Code 5: Debugging a 1-Hidden-Layer Neural Network Model

Documenting my debugging of a neural network model I built from scratch
coding
debugging
Author

Tony Phung

Published

April 9, 2024

1. Introduction

I’ve coded from scratch a neural network using Kaggle Titanic dataset based on a Jeremy Howard’s popular NN-model.

I noticed descrepancies in Loss between my model and the reference model and will attempt debug My Model (TP) without looking at the Reference Models (RM) code.

2. The Problem

Loss differences (from 2nd epoch onwards):

  • TP-Loss: 0.544 (epoch_1), 0.538 (epoch_2)
  • RM-Loss: 0.543 (epoch_1), 0.532 (epoch_2)
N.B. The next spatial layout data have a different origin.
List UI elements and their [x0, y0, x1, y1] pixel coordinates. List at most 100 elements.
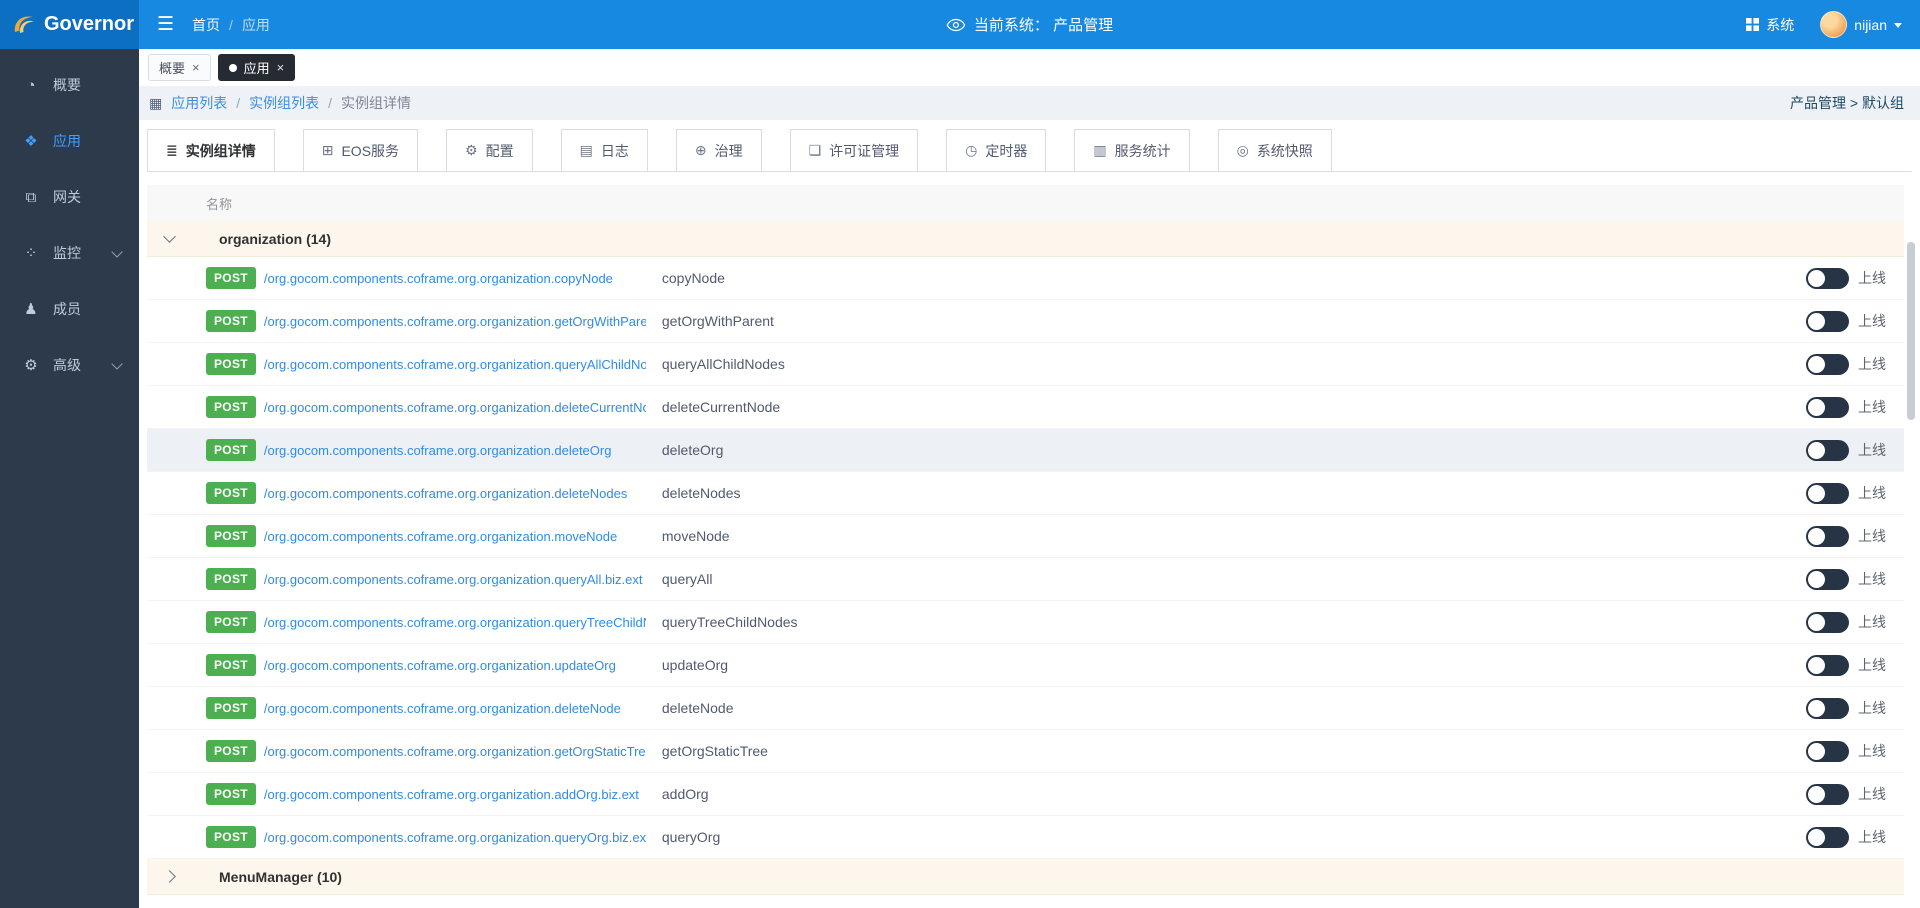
service-row: POST /org.gocom.components.coframe.org.o… [147, 773, 1904, 816]
service-path-link[interactable]: /org.gocom.components.coframe.org.organi… [264, 615, 646, 630]
apps-icon: ❖ [22, 132, 40, 150]
system-menu[interactable]: 系统 [1746, 15, 1794, 35]
status-toggle[interactable] [1806, 698, 1849, 719]
service-name: copyNode [662, 270, 1790, 286]
service-path-link[interactable]: /org.gocom.components.coframe.org.organi… [264, 701, 646, 716]
status-toggle[interactable] [1806, 526, 1849, 547]
service-path-link[interactable]: /org.gocom.components.coframe.org.organi… [264, 314, 646, 329]
service-row: POST /org.gocom.components.coframe.org.o… [147, 816, 1904, 859]
logo-icon [12, 13, 36, 37]
group-row-organization[interactable]: organization (14) [147, 221, 1904, 257]
tab[interactable]: ◎ 系统快照 [1218, 129, 1332, 171]
page-breadcrumb: ▦ 应用列表 / 实例组列表 / 实例组详情 产品管理 > 默认组 [139, 86, 1920, 120]
gear-icon: ⚙ [465, 142, 478, 159]
grid-icon: ▦ [149, 95, 162, 112]
method-badge: POST [206, 353, 256, 375]
context-label: 产品管理 > 默认组 [1790, 93, 1904, 113]
logo-text: Governor [44, 13, 134, 36]
close-icon[interactable]: × [277, 60, 285, 75]
expand-caret-icon[interactable] [163, 870, 176, 883]
topbar-breadcrumb: 首页 / 应用 [192, 15, 270, 35]
sidebar-item[interactable]: ⁘ 监控 [0, 225, 139, 281]
tab[interactable]: ▤ 日志 [561, 129, 648, 171]
service-name: deleteNodes [662, 485, 1790, 501]
status-toggle[interactable] [1806, 569, 1849, 590]
close-icon[interactable]: × [192, 60, 200, 75]
avatar [1820, 11, 1847, 38]
service-name: getOrgWithParent [662, 313, 1790, 329]
chevron-down-icon [1894, 23, 1902, 28]
eos-service-icon: ⊞ [322, 142, 334, 159]
chevron-down-icon [111, 358, 122, 369]
service-path-link[interactable]: /org.gocom.components.coframe.org.organi… [264, 443, 646, 458]
tab[interactable]: ◷ 定时器 [946, 129, 1046, 171]
breadcrumb-app-list[interactable]: 应用列表 [171, 93, 227, 113]
service-path-link[interactable]: /org.gocom.components.coframe.org.organi… [264, 787, 646, 802]
breadcrumb-instance-group-list[interactable]: 实例组列表 [249, 93, 319, 113]
current-system-label: 当前系统： 产品管理 [974, 14, 1113, 35]
status-toggle[interactable] [1806, 440, 1849, 461]
service-name: deleteOrg [662, 442, 1790, 458]
active-dot-icon [229, 64, 237, 72]
open-tab-tag[interactable]: 应用 × [218, 54, 296, 81]
service-name: queryAll [662, 571, 1790, 587]
tab[interactable]: ≣ 实例组详情 [147, 129, 275, 171]
status-label: 上线 [1858, 311, 1886, 331]
status-toggle[interactable] [1806, 827, 1849, 848]
scrollbar-thumb[interactable] [1907, 242, 1915, 420]
method-badge: POST [206, 439, 256, 461]
status-toggle[interactable] [1806, 268, 1849, 289]
group-row-menumanager[interactable]: MenuManager (10) [147, 859, 1904, 895]
service-path-link[interactable]: /org.gocom.components.coframe.org.organi… [264, 658, 646, 673]
tab[interactable]: ▥ 服务统计 [1074, 129, 1189, 171]
status-toggle[interactable] [1806, 612, 1849, 633]
status-toggle[interactable] [1806, 784, 1849, 805]
service-path-link[interactable]: /org.gocom.components.coframe.org.organi… [264, 744, 646, 759]
open-tab-tag[interactable]: 概要 × [148, 54, 211, 81]
breadcrumb-home[interactable]: 首页 [192, 15, 220, 35]
sidebar-item[interactable]: ◔ 概要 [0, 57, 139, 113]
sidebar-item[interactable]: ⚙ 高级 [0, 337, 139, 393]
tab[interactable]: ⊞ EOS服务 [303, 129, 418, 171]
status-toggle[interactable] [1806, 741, 1849, 762]
breadcrumb-app[interactable]: 应用 [242, 15, 270, 35]
collapse-caret-icon[interactable] [163, 230, 176, 243]
open-tabs-bar: 概要 × 应用 × [139, 49, 1920, 86]
service-path-link[interactable]: /org.gocom.components.coframe.org.organi… [264, 572, 646, 587]
sidebar-item[interactable]: ♟ 成员 [0, 281, 139, 337]
user-menu[interactable]: nijian [1820, 11, 1902, 38]
status-label: 上线 [1858, 483, 1886, 503]
status-toggle[interactable] [1806, 311, 1849, 332]
status-toggle[interactable] [1806, 483, 1849, 504]
status-toggle[interactable] [1806, 655, 1849, 676]
sidebar-item[interactable]: ⧉ 网关 [0, 169, 139, 225]
sidebar-item[interactable]: ❖ 应用 [0, 113, 139, 169]
service-path-link[interactable]: /org.gocom.components.coframe.org.organi… [264, 357, 646, 372]
tab[interactable]: ❏ 许可证管理 [790, 129, 919, 171]
service-path-link[interactable]: /org.gocom.components.coframe.org.organi… [264, 486, 646, 501]
monitor-icon: ⁘ [22, 244, 40, 262]
tab[interactable]: ⚙ 配置 [446, 129, 533, 171]
status-label: 上线 [1858, 741, 1886, 761]
logo[interactable]: Governor [0, 0, 139, 49]
service-name: updateOrg [662, 657, 1790, 673]
log-icon: ▤ [580, 142, 593, 159]
service-name: addOrg [662, 786, 1790, 802]
method-badge: POST [206, 267, 256, 289]
dashboard-icon: ◔ [22, 77, 40, 94]
method-badge: POST [206, 568, 256, 590]
service-name: deleteCurrentNode [662, 399, 1790, 415]
status-toggle[interactable] [1806, 354, 1849, 375]
service-row: POST /org.gocom.components.coframe.org.o… [147, 687, 1904, 730]
tab[interactable]: ⊕ 治理 [676, 129, 762, 171]
system-grid-icon [1746, 18, 1759, 31]
status-toggle[interactable] [1806, 397, 1849, 418]
method-badge: POST [206, 783, 256, 805]
service-path-link[interactable]: /org.gocom.components.coframe.org.organi… [264, 529, 646, 544]
method-badge: POST [206, 697, 256, 719]
service-path-link[interactable]: /org.gocom.components.coframe.org.organi… [264, 400, 646, 415]
service-path-link[interactable]: /org.gocom.components.coframe.org.organi… [264, 271, 646, 286]
menu-toggle-icon[interactable]: ☰ [157, 13, 174, 36]
service-table: 名称 organization (14) POST /org.gocom.com… [147, 185, 1904, 895]
service-path-link[interactable]: /org.gocom.components.coframe.org.organi… [264, 830, 646, 845]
The difference grows per epoch.

3. The Approach

This neural network model only has one-hidden-layer.
I’ve decided to test differences at 3 stages:

  1. Input level (input data, coefficients, and constants)
  2. Intermediary Calculations (hidden layers and relu)
  3. Predictions (predictions and sigmoid)
  4. Update Coefficients (gradients and updated coefficients)

4. The Analysis

4.1 Input Level - Normalised Input Data - idep_mxn

EPOCH 1 and 2: OKAY (data-matching)

4.2 Input Level - Coeffs - Layer 1 - L1_nxq

EPOCH 1: OKAY (data-matching)

4.3 Input Level - Coeffs - Layer 2 - L2_qx1

EPOCH 1: OKAY (data-matching)

4.4 Input Level - Coeffs - Constant - CONST_1

EPOCH 1: OKAY (data-matching)

4.5 Intermediary Calcs - idep@L1 - pred_PSET_HL_mxq

EPOCH 1: OKAY (data-matching)

4.6 Intermediary Calcs - relu(idep@L1) - PSET_HL_mxq

EPOCH 1: OKAY (data-matching)

4.7 Final Preds - PSET_HL_mxq@L2 - PREDS_mx1

EPOCH 1: OKAY (data-matching)

4.8 Final Preds - PREDS_mx1 + CONST_1 - PREDS_C_mx1

EPOCH 1: OKAY (data-matching)

4.9 Final Preds - Sigmoid(PREDS_C_mx1) - SGM_PREDS_C_mx1

EPOCH 1: OKAY (data-matching)

4.10 - Loss -

EPOCH 1: NOT OKAY, Loss values different from 4th decimals

Since Loss is created taking the absolute difference (then mean) between the:

  • predictions and
  • (actual) dependent variables

Lets validate across the neural network models:

  • Dependent Variable (“Survived”)
  • Predictions
Model Loss
TP 0.5433918237686157
RM 0.5439100861549377

5. The Bug

5.1 Input Level - Dep Variable - dep_mx1

EPOCH 1: NOT OKAY:- **Dimensions are different!

Found the Bug!

  • TP-dimensions: [713,1]
  • RM-dimensions: [713]

6. The Fix

6.1 Adding Trailing Dimension [:,None]

Solution: Add trailing dimesion for dependent variables, fixing the predictions calculation, thus loss.

6.2 Check New Loss

It matches EXACTLY!

7. Conclusion

It goes to show how important getting the correct dimensions can change things so subtley and materially at the same time.